This article, “Proof Positive, invest in cash-flow properties” gave me a good laugh. The author advises people to take $150,000 and buy 3 $160,000 townhomes (or priced in that range) and rent them out for a yearly profit after expenses of “$2,460 positive cash flow per year” (each, or about $7500 a year total.)
This guy has never been a landlord. The average tenant never stays longer than 2 years and often less, and when they leave, you find they had pets in violation of the lease, the carpets may be ruined, along with some of the appliances, and the whole interior has to be cleaned and repainted. They may not have paid the last 2 months rent, (having paid 1st and last) telling you to apply their deposit to the last month even though the deposit was less and is supposed to cover the damage they did. So forth and so on. Or they may just stop paying rent and you have to hire an attorney to evict them, which could take more months depending on your state. It may take you several months to find a new tenant and you’ll have lost all those months rent. The taxes on all 3 places have probably gone up since you bought them. Your actual yearly profit may be zero or a loss.
Okay. Now let’s take that same $150,000 and buy 3 older double-wide mobile homes, aka “manufactured housing”, each on their own lots. There are many, many communities all over the U.S. where you can do this and no doubt there are plenty near you. Always buy places near where you live and NEVER in mobile home parks. It’s a rule. They must be on their own city lots.
Pay cash for each place. That $50K is Full Price. Make sure they have good roofs, wiring and the floors are not rotted. Carpets have to be in good shape and they have to have good, clean and working stoves and refrigerators. You can rent these for $500 to $600 each. You’ll be renting to people on welfare, HUD, people with drinking/drug problems, bad credit and so forth, so you need to get references and CHECK OUT ALL THE REFERENCES. Absolutely do a check on credit/evictions/criminal history and never rent to anyone obviously stoned or drunk, with convictions of violence or drugs, or having been previously evicted. All of these people will trash the place.

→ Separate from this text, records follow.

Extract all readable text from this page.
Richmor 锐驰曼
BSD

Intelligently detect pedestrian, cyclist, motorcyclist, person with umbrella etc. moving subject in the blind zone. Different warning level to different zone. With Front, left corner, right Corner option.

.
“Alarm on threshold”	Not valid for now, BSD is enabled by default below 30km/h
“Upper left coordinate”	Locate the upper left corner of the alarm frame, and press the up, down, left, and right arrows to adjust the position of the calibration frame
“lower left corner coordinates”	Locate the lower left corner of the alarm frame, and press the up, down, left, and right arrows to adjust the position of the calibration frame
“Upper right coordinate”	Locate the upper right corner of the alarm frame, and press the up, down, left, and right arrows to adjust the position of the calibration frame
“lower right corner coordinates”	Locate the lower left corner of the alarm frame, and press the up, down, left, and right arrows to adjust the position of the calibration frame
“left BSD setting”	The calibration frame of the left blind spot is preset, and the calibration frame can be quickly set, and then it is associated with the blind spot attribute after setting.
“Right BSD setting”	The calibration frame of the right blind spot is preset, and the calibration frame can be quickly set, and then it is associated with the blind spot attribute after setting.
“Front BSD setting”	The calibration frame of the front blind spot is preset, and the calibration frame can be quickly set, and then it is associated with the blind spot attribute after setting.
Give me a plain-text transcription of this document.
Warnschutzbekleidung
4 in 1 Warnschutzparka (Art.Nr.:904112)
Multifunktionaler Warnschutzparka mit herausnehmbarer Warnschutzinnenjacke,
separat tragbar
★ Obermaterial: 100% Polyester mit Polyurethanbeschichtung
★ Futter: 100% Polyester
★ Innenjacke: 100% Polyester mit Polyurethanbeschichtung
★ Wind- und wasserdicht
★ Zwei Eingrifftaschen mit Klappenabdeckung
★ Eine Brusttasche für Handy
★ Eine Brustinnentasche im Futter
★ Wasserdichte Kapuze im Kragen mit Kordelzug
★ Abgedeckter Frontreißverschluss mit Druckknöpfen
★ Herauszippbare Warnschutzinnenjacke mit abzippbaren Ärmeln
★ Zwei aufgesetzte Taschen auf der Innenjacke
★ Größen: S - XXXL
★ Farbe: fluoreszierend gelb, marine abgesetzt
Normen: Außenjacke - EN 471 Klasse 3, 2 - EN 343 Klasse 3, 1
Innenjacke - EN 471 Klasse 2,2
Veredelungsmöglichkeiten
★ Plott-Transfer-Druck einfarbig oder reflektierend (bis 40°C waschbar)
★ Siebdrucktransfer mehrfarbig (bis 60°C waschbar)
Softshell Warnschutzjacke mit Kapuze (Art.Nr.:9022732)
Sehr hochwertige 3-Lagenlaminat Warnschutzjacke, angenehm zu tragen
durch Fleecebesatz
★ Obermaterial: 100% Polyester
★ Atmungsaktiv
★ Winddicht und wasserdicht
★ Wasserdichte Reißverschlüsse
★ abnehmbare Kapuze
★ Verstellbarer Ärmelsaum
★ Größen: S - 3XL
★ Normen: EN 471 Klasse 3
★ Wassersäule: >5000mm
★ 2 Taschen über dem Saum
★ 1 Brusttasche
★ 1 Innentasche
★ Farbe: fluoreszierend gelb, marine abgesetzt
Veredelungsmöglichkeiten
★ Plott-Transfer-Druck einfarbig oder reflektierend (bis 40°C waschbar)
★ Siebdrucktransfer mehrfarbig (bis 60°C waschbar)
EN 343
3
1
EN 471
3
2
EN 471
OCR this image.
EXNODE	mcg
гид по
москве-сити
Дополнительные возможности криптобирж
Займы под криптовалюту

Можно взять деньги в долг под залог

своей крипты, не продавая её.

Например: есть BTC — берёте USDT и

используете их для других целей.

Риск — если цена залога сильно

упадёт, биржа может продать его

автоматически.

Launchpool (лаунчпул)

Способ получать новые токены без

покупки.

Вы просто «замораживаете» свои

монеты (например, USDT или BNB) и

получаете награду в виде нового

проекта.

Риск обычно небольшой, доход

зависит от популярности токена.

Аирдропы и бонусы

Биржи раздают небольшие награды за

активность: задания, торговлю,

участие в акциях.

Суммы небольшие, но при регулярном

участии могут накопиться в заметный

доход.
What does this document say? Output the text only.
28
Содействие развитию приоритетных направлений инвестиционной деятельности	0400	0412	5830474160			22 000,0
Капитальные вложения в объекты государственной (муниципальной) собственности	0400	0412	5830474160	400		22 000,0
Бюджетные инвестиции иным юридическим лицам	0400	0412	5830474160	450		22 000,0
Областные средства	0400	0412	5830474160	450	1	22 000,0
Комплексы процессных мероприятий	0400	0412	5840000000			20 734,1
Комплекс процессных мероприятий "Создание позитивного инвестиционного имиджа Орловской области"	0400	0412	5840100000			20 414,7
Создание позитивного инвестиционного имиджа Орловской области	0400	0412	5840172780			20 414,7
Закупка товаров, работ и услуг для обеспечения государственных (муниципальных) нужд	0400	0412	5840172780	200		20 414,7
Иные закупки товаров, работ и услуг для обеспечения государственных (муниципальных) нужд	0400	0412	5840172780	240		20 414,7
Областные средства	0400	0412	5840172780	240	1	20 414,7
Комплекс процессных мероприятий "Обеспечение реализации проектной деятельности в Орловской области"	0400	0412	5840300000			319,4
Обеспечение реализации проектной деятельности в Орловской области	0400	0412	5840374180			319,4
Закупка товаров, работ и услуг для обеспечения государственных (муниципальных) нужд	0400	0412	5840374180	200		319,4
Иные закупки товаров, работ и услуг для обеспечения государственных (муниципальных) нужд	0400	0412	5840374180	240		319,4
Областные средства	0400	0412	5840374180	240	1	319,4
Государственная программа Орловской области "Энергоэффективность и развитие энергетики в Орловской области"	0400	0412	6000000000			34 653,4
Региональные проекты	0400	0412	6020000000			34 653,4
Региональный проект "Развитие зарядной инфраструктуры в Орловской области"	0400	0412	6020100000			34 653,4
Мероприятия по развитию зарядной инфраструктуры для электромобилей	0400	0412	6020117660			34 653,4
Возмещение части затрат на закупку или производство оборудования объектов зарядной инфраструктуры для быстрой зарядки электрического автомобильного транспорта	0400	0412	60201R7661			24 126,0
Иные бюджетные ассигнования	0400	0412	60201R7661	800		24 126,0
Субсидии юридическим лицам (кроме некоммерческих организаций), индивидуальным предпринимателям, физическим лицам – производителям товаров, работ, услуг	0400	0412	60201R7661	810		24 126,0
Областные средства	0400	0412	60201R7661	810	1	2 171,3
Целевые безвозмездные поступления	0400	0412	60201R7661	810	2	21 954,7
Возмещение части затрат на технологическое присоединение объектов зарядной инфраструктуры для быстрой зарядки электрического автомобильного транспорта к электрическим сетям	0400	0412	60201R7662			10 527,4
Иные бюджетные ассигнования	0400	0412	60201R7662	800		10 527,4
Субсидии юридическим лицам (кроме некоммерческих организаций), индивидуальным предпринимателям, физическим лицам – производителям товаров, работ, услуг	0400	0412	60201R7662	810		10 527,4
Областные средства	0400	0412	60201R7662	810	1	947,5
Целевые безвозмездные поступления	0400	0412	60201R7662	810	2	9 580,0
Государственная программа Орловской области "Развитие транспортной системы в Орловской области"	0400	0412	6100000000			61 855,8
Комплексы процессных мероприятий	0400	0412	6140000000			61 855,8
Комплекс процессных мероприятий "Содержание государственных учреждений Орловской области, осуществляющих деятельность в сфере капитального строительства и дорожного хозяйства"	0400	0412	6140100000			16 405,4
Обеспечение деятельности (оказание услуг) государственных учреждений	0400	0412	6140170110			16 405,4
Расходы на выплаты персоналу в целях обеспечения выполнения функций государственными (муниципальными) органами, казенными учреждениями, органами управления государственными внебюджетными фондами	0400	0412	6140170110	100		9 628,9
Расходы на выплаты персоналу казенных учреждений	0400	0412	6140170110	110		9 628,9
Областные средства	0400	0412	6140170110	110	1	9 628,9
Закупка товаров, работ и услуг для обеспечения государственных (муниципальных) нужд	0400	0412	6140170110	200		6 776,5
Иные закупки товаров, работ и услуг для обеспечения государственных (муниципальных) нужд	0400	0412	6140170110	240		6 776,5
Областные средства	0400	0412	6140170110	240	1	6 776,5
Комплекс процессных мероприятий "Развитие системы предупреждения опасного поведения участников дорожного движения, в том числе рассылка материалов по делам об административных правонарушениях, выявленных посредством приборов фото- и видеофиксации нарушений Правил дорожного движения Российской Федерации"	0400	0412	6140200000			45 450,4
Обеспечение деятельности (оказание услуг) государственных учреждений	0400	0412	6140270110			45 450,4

If their last two landlords said they were okay, they’re a pretty safe bet. If the prospective tenants say they’ve been living with Mom or Dad or Aunt Sadie and have no landlord references it’s because they were kicked out or evicted. Don’t rent to them. It’s another rule.
So. You now have 3 places all paid for, no mortgages, rented for $500 a month each. That’s a total of $18,000 a year as opposed to $7500, and you don’t have mortgage payments. Out of that you have about $1500 a year in property taxes and you will average a net loss of 2 months worth of rent each, per year, in cleaning and repairs. That’s another $3000 off, total $4500 deducted from $18,000 gives you an average yearly net of $13,500!
When you go to sell these places, you will be able to sell them for what you paid for them, provided that you spent that repair money that’s allotted and kept them up. They may not increase in value but chances are your 3 fancy townhouses didn’t either. But if you hold these for 11 years, you will have made back your $150,000 and you’ll still have $150,000 in equity, because once old manufactured homes hit their bottom price, they never go lower as long as they’re maintained in good shape.
With the townhouses, it’s a gamble. They may go up in value or the neighborhood could become a slum, turn out to be on an earthquake fault or a hazardous waste dumping site, who knows? The old manufactured homes will be in an older neighborhood that’s stood the test of time. Everything in life has some risk but with these it’s minimal.
If you get a bad tenant who utterly wipes out the place, you still have the land value, which should be about $30,000 to $35,000. If you maintained insurance, that will replace the trailer, and your loss will be mainly confined to monthly revenue.
If you get a bad tenant in your fancy townhouse, who burns it to the ground, your insurance won’t cover your mortgage payments while the place is being rebuilt, your co-pay on the insurance may be $20,000 or more, and your total losses could wipe out every dime you made on this and the other 2 townhouses for the past 4 or 5 years!
So if you want to get on this Cash-Flow real estate bandwagon, take a hard look at the realities and be prepared to be very hard-nosed as a landlord.